When people talk about the consequences of debt collection scams, they often focus on how inappropriate collection activity affects individual consumers. However, debt collector misconduct and fraudulent debt collection organizations can negatively impact businesses that need debt collection assistance as well.
A variety of different types of companies may need to engage in debt collection activities to get consumers to pay what they owe. Many of them outsource this operational responsibility to third-party service providers. Some of those companies may not fulfill their contractual obligations or may engage in misconduct that could harm the client organization that hires them.
How do debt collection scams affect businesses?
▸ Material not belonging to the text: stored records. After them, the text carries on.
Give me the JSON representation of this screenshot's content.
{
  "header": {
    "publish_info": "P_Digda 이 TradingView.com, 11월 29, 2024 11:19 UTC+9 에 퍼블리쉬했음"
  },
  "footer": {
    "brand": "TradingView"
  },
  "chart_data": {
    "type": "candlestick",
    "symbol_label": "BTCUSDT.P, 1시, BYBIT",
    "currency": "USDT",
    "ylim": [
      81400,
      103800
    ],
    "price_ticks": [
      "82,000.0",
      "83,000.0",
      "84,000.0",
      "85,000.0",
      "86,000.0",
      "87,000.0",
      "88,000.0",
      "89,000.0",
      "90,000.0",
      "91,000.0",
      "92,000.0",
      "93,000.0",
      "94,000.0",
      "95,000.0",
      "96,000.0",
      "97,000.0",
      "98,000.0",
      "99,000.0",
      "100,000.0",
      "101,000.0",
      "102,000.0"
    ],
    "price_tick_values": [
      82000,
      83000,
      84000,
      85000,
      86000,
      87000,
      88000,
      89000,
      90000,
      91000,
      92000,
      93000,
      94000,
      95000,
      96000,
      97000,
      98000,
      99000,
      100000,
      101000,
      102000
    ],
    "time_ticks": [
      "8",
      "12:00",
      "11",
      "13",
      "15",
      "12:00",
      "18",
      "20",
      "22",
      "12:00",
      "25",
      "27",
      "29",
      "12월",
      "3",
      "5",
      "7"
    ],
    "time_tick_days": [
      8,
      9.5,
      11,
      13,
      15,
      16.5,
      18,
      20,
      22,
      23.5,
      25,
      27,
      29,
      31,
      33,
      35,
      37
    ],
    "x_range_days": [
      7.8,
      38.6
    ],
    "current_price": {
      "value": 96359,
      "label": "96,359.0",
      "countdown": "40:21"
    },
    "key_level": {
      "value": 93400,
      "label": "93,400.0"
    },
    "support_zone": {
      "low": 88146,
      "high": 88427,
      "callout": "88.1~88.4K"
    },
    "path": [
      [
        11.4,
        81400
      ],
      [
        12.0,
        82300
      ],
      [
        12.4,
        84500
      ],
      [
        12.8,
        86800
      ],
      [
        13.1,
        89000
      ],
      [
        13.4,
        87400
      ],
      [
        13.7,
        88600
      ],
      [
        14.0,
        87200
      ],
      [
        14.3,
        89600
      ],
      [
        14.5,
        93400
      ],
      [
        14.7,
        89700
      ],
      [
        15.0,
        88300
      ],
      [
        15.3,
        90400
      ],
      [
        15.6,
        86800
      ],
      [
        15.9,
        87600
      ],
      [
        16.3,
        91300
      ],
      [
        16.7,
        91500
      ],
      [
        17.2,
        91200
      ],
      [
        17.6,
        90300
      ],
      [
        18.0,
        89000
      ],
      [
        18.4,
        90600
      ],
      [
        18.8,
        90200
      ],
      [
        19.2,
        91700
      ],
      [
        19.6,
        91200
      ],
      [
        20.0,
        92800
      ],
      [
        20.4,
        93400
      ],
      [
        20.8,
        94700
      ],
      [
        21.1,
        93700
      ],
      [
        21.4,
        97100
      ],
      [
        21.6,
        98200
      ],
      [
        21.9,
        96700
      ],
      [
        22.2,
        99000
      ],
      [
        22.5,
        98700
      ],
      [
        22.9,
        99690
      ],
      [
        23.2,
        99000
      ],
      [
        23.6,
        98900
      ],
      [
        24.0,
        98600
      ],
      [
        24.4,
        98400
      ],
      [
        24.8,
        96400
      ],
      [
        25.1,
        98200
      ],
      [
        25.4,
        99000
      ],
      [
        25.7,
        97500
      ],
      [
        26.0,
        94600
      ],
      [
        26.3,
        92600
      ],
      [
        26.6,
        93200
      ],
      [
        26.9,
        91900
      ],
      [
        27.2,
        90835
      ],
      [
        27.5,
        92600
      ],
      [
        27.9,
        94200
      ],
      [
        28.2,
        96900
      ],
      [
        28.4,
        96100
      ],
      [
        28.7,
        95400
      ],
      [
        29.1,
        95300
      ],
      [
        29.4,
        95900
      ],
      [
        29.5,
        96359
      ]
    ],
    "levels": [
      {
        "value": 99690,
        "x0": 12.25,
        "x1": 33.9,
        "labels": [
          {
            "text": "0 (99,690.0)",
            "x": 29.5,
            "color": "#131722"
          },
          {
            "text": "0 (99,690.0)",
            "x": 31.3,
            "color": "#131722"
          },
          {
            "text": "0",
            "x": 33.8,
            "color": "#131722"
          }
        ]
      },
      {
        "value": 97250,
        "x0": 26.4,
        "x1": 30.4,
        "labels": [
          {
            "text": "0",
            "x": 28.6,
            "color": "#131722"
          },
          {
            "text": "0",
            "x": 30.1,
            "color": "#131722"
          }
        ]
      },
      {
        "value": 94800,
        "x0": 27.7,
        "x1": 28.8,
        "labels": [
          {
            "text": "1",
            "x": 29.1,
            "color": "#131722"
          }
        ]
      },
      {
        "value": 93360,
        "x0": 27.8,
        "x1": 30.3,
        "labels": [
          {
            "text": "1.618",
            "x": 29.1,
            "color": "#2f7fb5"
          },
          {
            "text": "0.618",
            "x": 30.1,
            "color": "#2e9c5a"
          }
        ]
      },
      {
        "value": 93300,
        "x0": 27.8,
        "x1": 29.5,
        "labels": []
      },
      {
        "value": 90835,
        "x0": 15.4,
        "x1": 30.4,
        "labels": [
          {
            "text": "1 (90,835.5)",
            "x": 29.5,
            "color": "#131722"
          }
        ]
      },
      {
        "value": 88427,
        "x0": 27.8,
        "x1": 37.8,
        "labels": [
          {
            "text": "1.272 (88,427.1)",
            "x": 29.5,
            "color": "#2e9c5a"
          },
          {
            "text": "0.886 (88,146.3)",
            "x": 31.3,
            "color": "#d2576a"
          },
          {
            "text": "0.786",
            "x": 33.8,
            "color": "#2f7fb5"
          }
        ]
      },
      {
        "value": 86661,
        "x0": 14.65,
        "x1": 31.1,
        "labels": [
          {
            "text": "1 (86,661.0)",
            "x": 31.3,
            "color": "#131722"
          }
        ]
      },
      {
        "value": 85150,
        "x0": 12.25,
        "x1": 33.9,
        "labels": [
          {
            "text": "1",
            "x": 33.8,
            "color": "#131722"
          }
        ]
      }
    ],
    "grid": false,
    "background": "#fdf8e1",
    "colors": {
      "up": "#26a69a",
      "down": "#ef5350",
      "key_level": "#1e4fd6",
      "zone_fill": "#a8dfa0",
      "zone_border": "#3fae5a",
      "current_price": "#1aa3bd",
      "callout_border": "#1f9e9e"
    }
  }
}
One of the most problematic debt collection scams from a business perspective involves a collection agency that doesn’t actively work on a debt. It is a common arrangement for debt collectors to purchase the debt from the original creditor. The company then has a profit incentive to actively collect on the debt if possible.
However, some debt collectors negotiate regular payments for debt collection services. Businesses may not receive the services that they outsource. Debt collectors may fail to reach out to debtors or to engage in skip tracing to track them down. The original creditor may lose money because of the unpaid debt and also the paid services that the debt collector does not actually provide.
Another example of a debt collection scam could involve a collection company reselling the debt. A debtor could end up receiving collection calls from multiple companies that believe that they own the same debt.
In some cases, debt collection companies retain information about older or paid accounts and then attempt to collect on those so-called zombie debts. Those practices can damage the reputation of the original creditor if the consumer takes legal action or reports what they have experienced on social media.
How can companies avoid scams?
The simplest way to avoid a debt collection scam is to work with reputable service providers or have assistance when selecting service providers. Attorneys who are familiar with California state and federal debt collection rules can help creditors identify potential scams and hold service providers accountable if they do not perform the collection activities that they were hired to provide.
Companies that occasionally need to collect on consumer debt may benefit from having the guidance of an attorney who can assist them with more aggressive collection efforts, including lawsuits to pursue wage garnishment or to place liens against valuable property. Executives and business owners who understand how debt collection scams could hurt their organizations may be more proactive about protecting their companies.